There are 33 appendices making up 120 pages, almost the same length as the main text. The appendices are a good blend of potentially necessary forms and secondary sources, which complements the text of the book.  One drawback of this book is that each part could be an entire full-length book on its own; by combining all the parts together, a reader may get lost in the density of the material. Perhaps future editions could be a multi-volume set.  However, overall, as a basic introduction to each topic, it is an excellent resource.

Whitney A. Curtis, J.D., M.L.S., is circulation/reference librarian at Dolly & Homer Hand Law Library, Stetson University College of Law, Gulfport, Florida.

Book Review – Unpopular Privacy: What Must We Hide?

Unpopular Privacy: What Must We Hide?, By Anita L. Allen.

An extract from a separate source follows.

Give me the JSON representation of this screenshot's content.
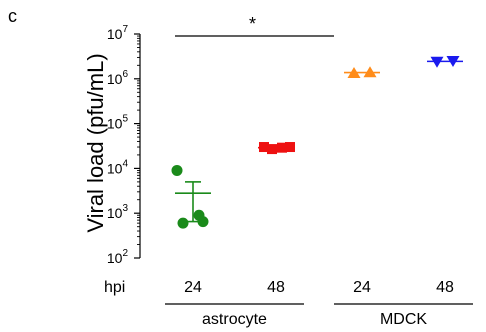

Oxford University Press, 2011, 259 pages inclusive of endnotes and index. Hardbound, $35.

Professor Allen, Professor of Law and Philosophy at the University of Pennsylvania Law School, specializes in ethics and philosophy of law. This monograph will be a good addition to any academic law collection that is seeking to enhance its holdings on privacy and the law. She begins by admitting that she does write from a feminist liberal perspective and yet sees the need for coerced or mandated privacies, even for those beneficiaries who may not want them … or perhaps especially for those beneficiaries who don’t want them. Her approach is from an ethical and philosophical standpoint.

Prof. Allen covers many types of privacies that are, or arguably should be, mandated. She begins by setting the groundwork with a review of everyday meanings of privacy. She discusses existing privacy law and whether paternalistic privacy policies are justifiable. She also explores the right to waive privacy protection. She sets out possible justification for mandated privacy and its practical limits.

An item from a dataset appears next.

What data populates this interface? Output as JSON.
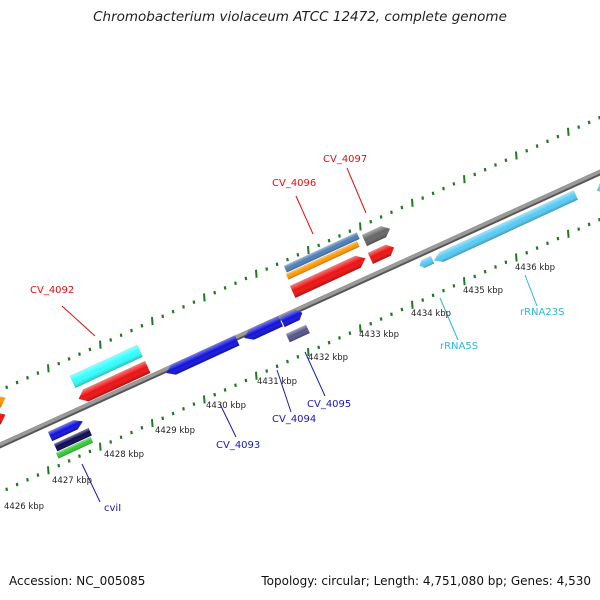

Prof. Allen has divided this work into sections on physical privacies and information privacies. The physical privacies include notions like seclusion and solitude. Each of these can be either desired or imposed. Think of the desire of the average person to be left alone, to have peace and quiet. Compare that with instances where society imposes seclusion and solitude, such as prison, quarantine, or cultures where women are not allowed out of the home without a chaperone. Also, in the physical privacy portion of the book, Prof. Allen discusses modesty and nudity. There is an in-depth look at Muslims in America and other Western cultures (the wearing of the hijab, niqab, and burqa), modesty rights, and religious freedom. The nudity section reviews legal moralism, the harm principle, conditions of work, and the religious roots of modesty as “an ethical virtue, worthy of legal protection.”

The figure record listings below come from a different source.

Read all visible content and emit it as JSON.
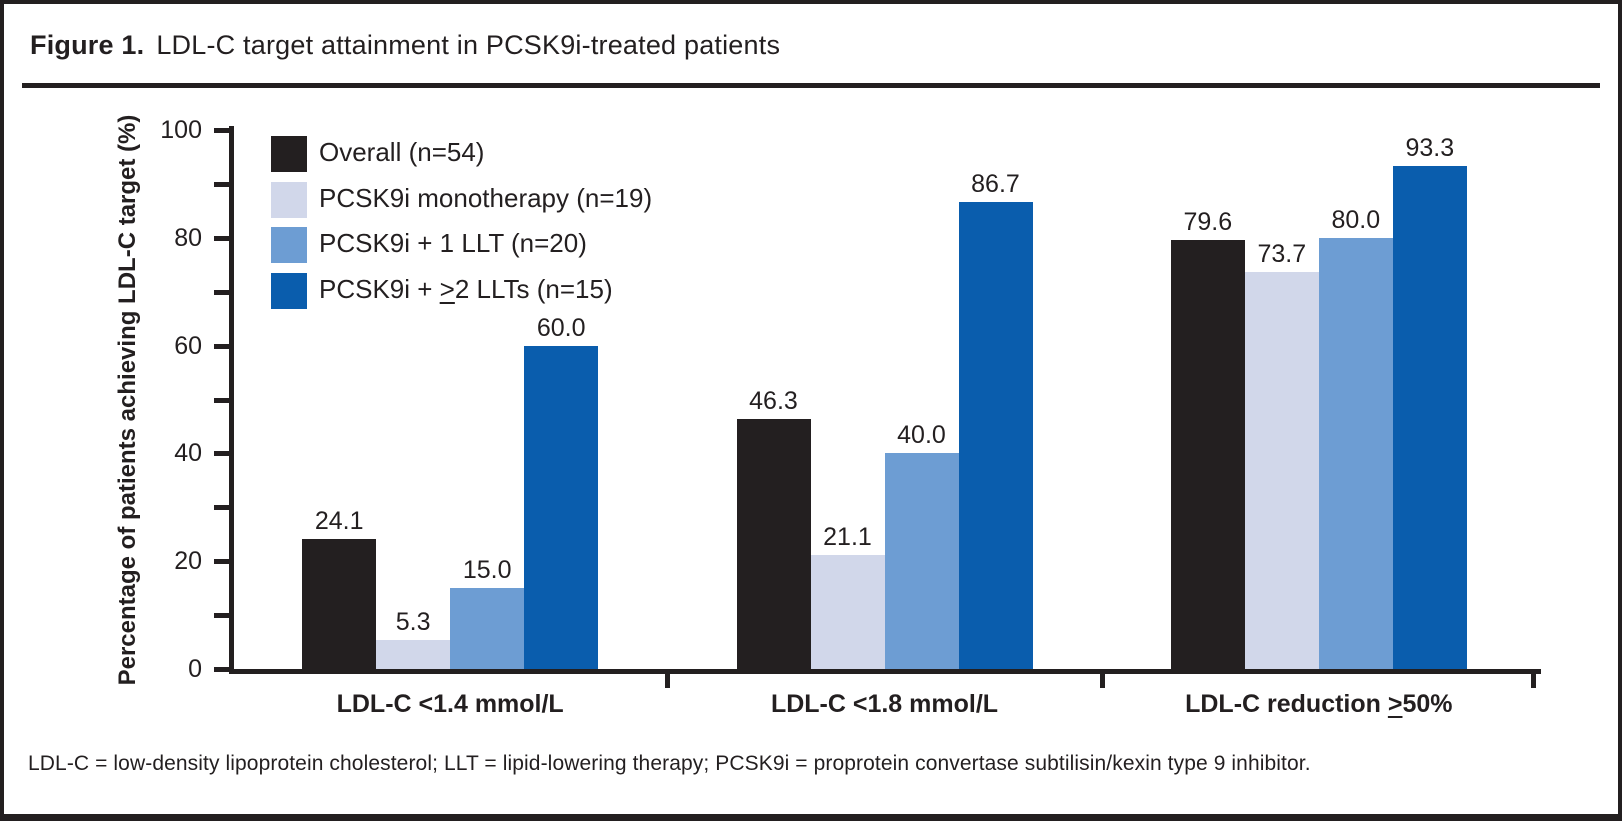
{
  "figure": {
    "label": "Figure 1.",
    "title": "LDL-C target attainment in PCSK9i-treated patients",
    "footnote": "LDL-C = low-density lipoprotein cholesterol; LLT = lipid-lowering therapy; PCSK9i = proprotein convertase subtilisin/kexin type 9 inhibitor."
  },
  "colors": {
    "ink": "#231f20",
    "series_overall": "#231f20",
    "series_monotherapy": "#d1d7ea",
    "series_one_llt": "#6d9dd3",
    "series_two_llts": "#0a5dad"
  },
  "chart_data": {
    "type": "bar",
    "title": "",
    "xlabel": "",
    "ylabel": "Percentage of patients achieving LDL-C target (%)",
    "ylim": [
      0,
      100
    ],
    "ytick_major": [
      0,
      20,
      40,
      60,
      80,
      100
    ],
    "ytick_minor": [
      10,
      30,
      50,
      70,
      90
    ],
    "grid": false,
    "legend_position": "upper-left-inside",
    "bar_value_labels": true,
    "value_label_decimals": 1,
    "categories": [
      "LDL-C <1.4 mmol/L",
      "LDL-C <1.8 mmol/L",
      "LDL-C reduction ≥50%"
    ],
    "series": [
      {
        "name": "Overall (n=54)",
        "color": "#231f20",
        "values": [
          24.1,
          46.3,
          79.6
        ]
      },
      {
        "name": "PCSK9i monotherapy (n=19)",
        "color": "#d1d7ea",
        "values": [
          5.3,
          21.1,
          73.7
        ]
      },
      {
        "name": "PCSK9i + 1 LLT (n=20)",
        "color": "#6d9dd3",
        "values": [
          15.0,
          40.0,
          80.0
        ]
      },
      {
        "name": "PCSK9i + ≥2 LLTs (n=15)",
        "color": "#0a5dad",
        "values": [
          60.0,
          86.7,
          93.3
        ]
      }
    ]
  }
}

The section on informational privacy also runs a wide range of topics. Prof. Allen begins with the standard and widely accepted practice of confidentiality within professions and in other relationships and occupations. She discusses confidentiality in context, as well as waiver and exceptions. In with the other informational privacies she broaches the subject of racial privacy. There is the expected conversation about profiling but beyond that an interesting look at the balance between gathering information that helps minorities versus the gathering itself that may be harmful. How can society understand to what extent a minority is underserved or discriminated against if the same society is prevented from gathering that very information? On the other hand, do we trust that our government will store and use such information in a safe and productive way and not as a tool of discrimination? The informational privacy section winds up with sections covering electronic data, federal privacy statutes, lifelogs, and the Children’s Internet Privacy Law. All in all, this is a fascinating look at varied aspects of privacy and the law. It is definitely geared for the Western legal academic reader.

There are 48 pages of notes and 11 pages of index for 197 pages of text. The notes are a nice mix of primary and secondary legal authority, electronic, and print resources. The only negative I encountered was what I thought to be a surprising number of typos.

Wanita Scroggs, JD, MLIS, is International Law Librarian at Dolly & Homer Hand Law Library at Stetson University College of Law.